As I got older, I hadn’t made many new friends.  Jerry and I had conversations over his last months about what was important to us at this time of life. He was still pretty funny at times: “Here I am at the end of my life, and who am I worrying about leaving? My condo cat Clarisse,  Mary Beth, my dear acting teacher from Stockton who I haven’t seen in twenty years, my bulimic best friend Carol and now my family in Stockton who I visit once in a blue moon.  I’m wondering if my life will have a happy ending. Most of the plays I was involved with had happy endings. Wouldn’t it be wonderful if life were like the theater?”

I have a big favor to ask of you,” he said with a mischievous grin. “Please get rid of all my porn.” He pointed under his bed. “I don’t want my niece and nephew to find it. Nothing can prepare them for this side of dear old Uncle Jerry. We all have our little secrets.”  And I did. I got rid of all his porn.

We talked about our dreams. On one visit he told me he had a dream about swimming with his father in the lake country around Stockton.

“I stripped off my clothes. I remember wearing those tight white Jockey undershorts because they were hard to get off. They kept getting snagged on my heels. My dad and I were bare-butt naked, splashing around. We dove to the bottom, held our breath and played at who could stay under for the longer time. It was so quiet, just the two of us, playing in a stream with a muddy bottom. I thought to myself how much I loved being with my dad.”

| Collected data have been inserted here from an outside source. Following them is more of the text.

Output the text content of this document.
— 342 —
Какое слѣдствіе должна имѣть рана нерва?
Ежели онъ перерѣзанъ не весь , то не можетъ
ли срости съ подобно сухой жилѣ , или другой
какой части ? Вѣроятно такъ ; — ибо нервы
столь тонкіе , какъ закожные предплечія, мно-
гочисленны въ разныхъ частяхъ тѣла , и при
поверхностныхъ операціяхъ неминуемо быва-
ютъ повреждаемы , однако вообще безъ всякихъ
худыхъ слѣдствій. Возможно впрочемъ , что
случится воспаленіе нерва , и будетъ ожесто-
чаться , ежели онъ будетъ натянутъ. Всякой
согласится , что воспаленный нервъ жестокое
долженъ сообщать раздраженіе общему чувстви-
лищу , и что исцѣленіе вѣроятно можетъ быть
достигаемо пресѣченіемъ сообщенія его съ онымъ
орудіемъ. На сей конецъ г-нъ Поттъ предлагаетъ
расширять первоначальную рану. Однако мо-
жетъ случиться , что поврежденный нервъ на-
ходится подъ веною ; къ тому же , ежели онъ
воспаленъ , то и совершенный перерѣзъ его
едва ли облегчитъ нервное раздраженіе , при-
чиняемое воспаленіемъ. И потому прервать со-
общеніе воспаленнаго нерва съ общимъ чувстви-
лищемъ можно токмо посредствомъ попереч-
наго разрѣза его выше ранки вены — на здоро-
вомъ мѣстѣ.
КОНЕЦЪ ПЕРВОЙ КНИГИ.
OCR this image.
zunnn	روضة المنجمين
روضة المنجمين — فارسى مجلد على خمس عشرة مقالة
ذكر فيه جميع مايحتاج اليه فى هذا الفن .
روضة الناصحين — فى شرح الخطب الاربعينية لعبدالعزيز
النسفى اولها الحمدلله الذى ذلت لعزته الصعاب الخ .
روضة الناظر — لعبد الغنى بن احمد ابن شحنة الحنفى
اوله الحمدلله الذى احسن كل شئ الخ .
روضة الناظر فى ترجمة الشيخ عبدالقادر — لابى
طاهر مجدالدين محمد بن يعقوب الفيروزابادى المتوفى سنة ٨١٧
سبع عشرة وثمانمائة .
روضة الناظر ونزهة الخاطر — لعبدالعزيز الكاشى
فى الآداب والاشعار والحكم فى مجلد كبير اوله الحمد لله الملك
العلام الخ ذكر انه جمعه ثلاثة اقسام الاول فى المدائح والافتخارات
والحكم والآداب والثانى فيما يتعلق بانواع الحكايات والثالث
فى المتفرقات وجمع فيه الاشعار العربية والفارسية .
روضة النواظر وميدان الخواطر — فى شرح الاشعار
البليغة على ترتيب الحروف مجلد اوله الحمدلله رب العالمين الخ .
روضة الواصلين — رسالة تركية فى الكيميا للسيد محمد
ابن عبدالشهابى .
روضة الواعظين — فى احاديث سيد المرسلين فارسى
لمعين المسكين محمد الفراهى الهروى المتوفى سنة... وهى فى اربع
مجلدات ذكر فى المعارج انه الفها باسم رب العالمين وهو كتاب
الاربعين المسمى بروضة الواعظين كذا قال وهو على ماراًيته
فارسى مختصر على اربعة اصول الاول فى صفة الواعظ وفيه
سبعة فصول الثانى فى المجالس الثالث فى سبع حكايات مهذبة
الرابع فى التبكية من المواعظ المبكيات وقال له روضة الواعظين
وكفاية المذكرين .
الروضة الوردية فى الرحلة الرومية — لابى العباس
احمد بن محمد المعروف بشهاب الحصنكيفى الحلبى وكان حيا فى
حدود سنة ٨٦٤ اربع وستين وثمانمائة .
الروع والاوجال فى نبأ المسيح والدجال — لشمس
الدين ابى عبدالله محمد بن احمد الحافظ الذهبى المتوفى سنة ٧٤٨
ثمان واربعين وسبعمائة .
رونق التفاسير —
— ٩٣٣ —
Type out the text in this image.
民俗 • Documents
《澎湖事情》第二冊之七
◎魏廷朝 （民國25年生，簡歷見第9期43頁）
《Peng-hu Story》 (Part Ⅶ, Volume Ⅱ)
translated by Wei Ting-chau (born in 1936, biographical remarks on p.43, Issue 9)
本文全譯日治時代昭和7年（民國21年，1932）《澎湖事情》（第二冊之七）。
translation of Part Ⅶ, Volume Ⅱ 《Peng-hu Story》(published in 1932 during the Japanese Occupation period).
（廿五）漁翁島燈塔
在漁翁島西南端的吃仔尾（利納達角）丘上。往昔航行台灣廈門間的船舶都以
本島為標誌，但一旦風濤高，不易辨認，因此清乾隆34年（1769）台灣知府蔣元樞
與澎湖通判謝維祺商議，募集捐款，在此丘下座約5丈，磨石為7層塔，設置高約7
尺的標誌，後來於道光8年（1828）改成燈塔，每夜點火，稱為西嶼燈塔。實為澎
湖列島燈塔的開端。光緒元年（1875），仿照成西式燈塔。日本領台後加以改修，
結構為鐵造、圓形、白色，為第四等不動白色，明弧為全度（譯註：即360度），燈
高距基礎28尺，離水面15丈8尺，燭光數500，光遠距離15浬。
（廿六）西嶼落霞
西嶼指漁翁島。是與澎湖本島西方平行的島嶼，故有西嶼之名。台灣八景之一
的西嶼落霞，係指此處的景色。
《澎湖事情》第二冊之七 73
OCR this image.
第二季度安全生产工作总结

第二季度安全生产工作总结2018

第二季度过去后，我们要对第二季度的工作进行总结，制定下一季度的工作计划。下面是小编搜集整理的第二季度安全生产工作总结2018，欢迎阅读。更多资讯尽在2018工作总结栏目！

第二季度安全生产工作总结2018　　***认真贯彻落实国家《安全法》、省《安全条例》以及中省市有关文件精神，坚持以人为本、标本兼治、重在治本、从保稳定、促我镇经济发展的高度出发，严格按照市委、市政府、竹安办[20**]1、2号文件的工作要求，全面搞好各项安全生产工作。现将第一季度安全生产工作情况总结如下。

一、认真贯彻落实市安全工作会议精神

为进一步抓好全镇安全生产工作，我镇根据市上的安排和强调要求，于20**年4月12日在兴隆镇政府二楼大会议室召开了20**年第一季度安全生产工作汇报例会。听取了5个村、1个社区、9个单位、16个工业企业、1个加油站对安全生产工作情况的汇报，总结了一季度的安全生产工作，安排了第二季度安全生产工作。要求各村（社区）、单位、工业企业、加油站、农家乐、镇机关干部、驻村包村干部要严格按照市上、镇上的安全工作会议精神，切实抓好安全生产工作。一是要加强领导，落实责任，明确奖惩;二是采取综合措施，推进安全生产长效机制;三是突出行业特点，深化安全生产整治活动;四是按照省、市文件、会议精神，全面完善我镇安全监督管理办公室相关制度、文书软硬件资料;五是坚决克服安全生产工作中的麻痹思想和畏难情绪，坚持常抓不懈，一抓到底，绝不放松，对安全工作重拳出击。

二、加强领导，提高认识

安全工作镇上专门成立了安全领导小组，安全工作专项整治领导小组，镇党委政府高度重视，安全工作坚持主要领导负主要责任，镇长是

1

I told him  I often dreamed of a car that is being assembled, piece-by-piece. Finally, the car is put together, and it’s ready to roll off the assembly line. It’s all shiny and new. Then the door to the car opens and out drops a corpse!  He smiled at me.  “You should have written for Hitchcock.”

The last time I saw Jerry, memories of family and friends were staring out from photographs that  filled his shelves. He made Mojitos and we laughingly toasted Fidel. It was a lighthearted evening. We didn’t discuss death at all. Even so, a line from an Emily Dickinson poem ran through my head. “Because I could not stop for death, he kindly stopped for me.”

Jerry left us. But I believe the dead don’t completely go away. They travel within us. Whenever I go to the theater, Jerry will be with me. When I hear a Sondheim tune, Jerry will be singing along with me. He said at the end: “I’ve had a good life,” and he gave a good life to me.

 

Marshall Marcovitz is a life-long daydreamer.  In my story about my friend Jerry, I faced the fact that real writing is a lot harder than daydreaming.